Appliance only. There are several manufactures that produce DDoS mitigation appliances, including Arbor Networks. These appliances can be effective against certain types of attacks. Large-scale floods, however, can overwhelm circuit capacity and render the appliance ineffective. For this reason, any appliance, no matter how good or expensive, should be considered ‘partial’ DDoS protection.

On Demand Cloud is a service where network traffic is redirected to a mitigation cloud when an attack hits. Typically the service is managed by a Security Operations Center (SOC) and used only in the case of a DDoS attack. The solution is dependent on attack detection and swift action or automation to failover to the cloud to avoid excessive downtime. TTL values should also be considered if using DNS records to redirect to the cloud.

Always Routed Cloud is similar to On Demand Cloud, except that the redirection of traffic to the mitigation network is done on a constant basis. The advantage here is that the client is not required to redirect traffic for every new attack. However, the constant redirection can affect network latency, even during non-attack conditions. This solution is also more expensive than On Demand Cloud redirection.

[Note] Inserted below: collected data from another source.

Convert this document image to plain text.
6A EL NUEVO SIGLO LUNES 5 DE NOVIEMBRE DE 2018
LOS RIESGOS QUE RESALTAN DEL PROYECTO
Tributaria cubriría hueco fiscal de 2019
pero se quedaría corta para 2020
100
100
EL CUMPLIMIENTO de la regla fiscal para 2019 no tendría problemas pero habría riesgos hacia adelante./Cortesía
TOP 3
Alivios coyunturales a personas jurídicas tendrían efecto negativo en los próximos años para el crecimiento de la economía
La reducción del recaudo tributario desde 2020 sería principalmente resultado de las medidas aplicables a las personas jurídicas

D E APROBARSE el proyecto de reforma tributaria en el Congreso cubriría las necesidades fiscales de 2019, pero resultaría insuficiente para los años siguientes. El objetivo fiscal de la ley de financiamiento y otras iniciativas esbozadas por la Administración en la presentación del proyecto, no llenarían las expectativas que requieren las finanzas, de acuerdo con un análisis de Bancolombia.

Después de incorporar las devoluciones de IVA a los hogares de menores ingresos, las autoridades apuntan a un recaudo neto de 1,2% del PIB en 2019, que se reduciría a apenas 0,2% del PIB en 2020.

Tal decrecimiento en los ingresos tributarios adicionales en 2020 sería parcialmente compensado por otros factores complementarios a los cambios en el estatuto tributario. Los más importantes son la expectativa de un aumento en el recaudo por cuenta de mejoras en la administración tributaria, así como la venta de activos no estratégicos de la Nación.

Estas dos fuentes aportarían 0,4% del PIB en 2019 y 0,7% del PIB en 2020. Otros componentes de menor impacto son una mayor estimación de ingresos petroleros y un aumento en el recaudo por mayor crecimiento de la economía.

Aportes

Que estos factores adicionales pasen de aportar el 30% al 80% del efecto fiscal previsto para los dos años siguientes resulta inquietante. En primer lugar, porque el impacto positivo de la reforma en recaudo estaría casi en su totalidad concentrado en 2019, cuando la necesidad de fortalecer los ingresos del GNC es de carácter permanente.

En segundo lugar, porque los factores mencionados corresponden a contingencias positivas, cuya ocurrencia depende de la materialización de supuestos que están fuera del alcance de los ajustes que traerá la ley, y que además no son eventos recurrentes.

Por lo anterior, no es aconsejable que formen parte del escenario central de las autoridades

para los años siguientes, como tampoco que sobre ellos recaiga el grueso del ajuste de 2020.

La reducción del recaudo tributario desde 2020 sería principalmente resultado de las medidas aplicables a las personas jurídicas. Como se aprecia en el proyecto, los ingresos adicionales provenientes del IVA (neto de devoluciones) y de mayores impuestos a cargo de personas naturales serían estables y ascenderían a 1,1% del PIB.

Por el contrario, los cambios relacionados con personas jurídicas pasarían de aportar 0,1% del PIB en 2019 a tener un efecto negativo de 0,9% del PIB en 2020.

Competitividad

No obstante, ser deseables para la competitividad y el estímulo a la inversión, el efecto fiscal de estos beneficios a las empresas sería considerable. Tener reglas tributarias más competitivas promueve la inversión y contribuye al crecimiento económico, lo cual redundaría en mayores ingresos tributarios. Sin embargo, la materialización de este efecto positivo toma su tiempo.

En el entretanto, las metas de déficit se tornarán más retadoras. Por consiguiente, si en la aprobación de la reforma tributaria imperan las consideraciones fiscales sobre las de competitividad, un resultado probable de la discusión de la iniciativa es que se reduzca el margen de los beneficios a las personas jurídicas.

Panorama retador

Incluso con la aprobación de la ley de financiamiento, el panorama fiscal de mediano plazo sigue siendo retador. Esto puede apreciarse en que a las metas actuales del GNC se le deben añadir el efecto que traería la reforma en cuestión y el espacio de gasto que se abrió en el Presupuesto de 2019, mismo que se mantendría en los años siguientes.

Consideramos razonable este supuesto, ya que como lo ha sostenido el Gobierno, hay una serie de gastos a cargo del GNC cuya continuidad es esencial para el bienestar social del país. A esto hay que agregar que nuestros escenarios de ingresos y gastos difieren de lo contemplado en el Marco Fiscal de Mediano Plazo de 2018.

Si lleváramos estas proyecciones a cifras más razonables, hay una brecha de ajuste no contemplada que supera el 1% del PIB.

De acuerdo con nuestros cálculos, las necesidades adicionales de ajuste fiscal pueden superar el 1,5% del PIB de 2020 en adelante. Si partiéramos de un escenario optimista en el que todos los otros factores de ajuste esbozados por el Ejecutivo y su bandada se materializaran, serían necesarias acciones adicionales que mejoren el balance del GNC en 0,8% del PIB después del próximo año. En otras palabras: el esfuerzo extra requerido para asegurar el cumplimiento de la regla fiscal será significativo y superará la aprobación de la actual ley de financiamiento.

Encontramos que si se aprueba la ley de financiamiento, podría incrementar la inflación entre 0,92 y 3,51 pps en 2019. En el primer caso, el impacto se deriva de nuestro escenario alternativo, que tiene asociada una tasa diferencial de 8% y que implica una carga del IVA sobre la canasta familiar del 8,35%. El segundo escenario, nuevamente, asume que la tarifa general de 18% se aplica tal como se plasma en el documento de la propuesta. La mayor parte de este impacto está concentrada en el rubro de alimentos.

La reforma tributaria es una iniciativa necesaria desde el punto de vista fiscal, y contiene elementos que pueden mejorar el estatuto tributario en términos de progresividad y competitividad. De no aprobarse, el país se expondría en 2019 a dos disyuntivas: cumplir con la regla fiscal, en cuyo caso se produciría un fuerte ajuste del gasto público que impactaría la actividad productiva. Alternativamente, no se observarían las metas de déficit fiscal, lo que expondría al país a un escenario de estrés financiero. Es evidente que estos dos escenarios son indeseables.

Managed Appliance + Cloud (Hybrid) includes an on-network appliance that is remotely managed by a third party, such as Neustar. The appliance will stop any DDoS attack within the circuit capacity feeding the network. Large attacks are handled off site by the mitigation cloud, via DNS or BGP redirect. This is the ultimate protection, but is also the most expensive.

Ownership

Ownership is an important consideration for any disaster recovery plan. It entails determining who the primary- and secondary-responsible parties are for tasks that may need to be performed during a DDoS attack.

Detection alerts. Who will receive detection alerts and what are they to do with those alerts? If you’ve outsourced detection and alerting, that entity may need to consult with you or send you alert emails. Appliances will also send out various alerts that require action or attention.

DNS redirection. In the case where a DNS record must be changed to redirect to a mitigation service, who will handle that responsibility at all hours? What change needs to take place for each resource? The mitigation provider may use dynamic IP address allocation or they may dedicate IP addresses to the client. Whatever the case, the responsible party needs to know the correct IP address to enter when making the change to start or unwind mitigation. For a large number of records that share a resource, such as a shared web server, scripting API calls to make the multiple DNS changes can make this more manageable. Neustar offers a REST API for our UltraDNS service.

BGP redirection. In the case where a mitigation provider takes over an entire /24 CIDR block, it may be necessary to alter BGP announcements. GRE tunneling may also be required. These tasks need to be spelled out, with router configurations or necessary changes defined and responsibilities assigned.  

Appliances tuning. If you’ve chosen to purchase an on-network appliance, who will manage that appliance continuously around the clock? The appliance will most likely be alerting on events, and some events will require fine-tuning or a custom mitigation. Countermeasures ideally would be tested to ensure that they don’t conflict with applications. Neustar can manage Arbor Network product remotely from its 24x7 SOC.

Testing

Regardless of the protection method being deployed, it’s good practice to test it periodically.

Neustar On-Demand Cloud clients can perform periodic redirection tests to ensure that the cloud failover is configured properly. Just like a fire drill, periodic testing can not only illuminate gaps or issues in responding to a DDoS attack, but can also prepare the responsible owners to perform their required actions when an actual event occurs.

Prepare for the Storm

Failing to plan is planning to fail. To weather the storm when it does occur, it’s critical for you to define your disaster recovery strategy preemptively. That way, during an actual DDoS attack, you can enact your plan and minimize downtime, negative press or social media commentary, and financial loss. Ultimately, a well-defended network will discourage subsequent attacks and drive hackers towards softer targets.